O verbo blindar nos chegou do alemão “blenden”, através do francês “blinder”. Os ingleses o acolheram como “to blind”. Todos significam a mesma coisa: cegar, ofuscar, embaçar, desbotar. Como as línguas são vivas, blindar gerou também proteger, escudar, defender, revestir, couraçar, tapar. E, numa variante sinistra, tapear, enganar, iludir, ludibriar, entulhar —obstruir.
É no que estão se agarrando os esforçados
senadores que defendem Bolsonaro, perdendo todas até agora. E como não perder?

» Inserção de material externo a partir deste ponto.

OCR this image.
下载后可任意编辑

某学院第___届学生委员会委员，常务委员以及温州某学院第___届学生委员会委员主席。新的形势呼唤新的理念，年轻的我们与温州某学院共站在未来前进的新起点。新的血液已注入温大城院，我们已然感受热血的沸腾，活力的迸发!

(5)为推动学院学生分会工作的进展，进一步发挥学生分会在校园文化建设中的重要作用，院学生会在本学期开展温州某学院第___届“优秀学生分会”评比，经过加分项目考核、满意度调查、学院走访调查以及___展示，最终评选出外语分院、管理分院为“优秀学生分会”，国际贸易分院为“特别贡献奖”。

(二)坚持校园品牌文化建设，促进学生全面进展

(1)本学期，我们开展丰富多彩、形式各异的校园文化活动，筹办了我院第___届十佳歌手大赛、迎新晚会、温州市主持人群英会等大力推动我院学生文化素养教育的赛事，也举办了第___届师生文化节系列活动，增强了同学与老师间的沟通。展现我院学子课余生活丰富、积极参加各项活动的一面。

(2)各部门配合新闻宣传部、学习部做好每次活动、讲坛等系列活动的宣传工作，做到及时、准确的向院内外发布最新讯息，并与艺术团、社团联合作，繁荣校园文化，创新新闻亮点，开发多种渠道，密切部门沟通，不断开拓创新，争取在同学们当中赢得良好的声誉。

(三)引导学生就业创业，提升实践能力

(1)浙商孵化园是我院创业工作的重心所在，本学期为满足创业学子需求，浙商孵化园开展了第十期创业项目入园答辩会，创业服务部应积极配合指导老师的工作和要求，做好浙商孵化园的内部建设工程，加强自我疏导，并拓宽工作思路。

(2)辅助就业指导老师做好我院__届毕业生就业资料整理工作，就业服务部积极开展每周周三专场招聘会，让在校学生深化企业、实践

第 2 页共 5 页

Deve ser difícil blindar alguém que, com incrível coerência, cercou-se —subitamente
ficou claro— de empresários canastrões, militares suspeitos, juízes
oportunistas, ministros das sombras, intermediários de mutretas e agentes de
propina, sem falar nos valentões da internet e militantes do ódio, todos
deixando suas digitais em tudo que tocam. Como blindar Bolsonaro se os
discursos que proferem são desmentidos pelos vídeos e áudios mais
comprometedores gravados pela turma do patrão?
A avalanche de suspeitas e denúncias de
corrupção só começou. Em breve, não haverá blindagem que chegue, e os aliados
de hoje cairão fora para salvar a vida.
Só será triste se, um dia, Bolsonaro for levado aos tribunais apenas como ladrão —não como genocida.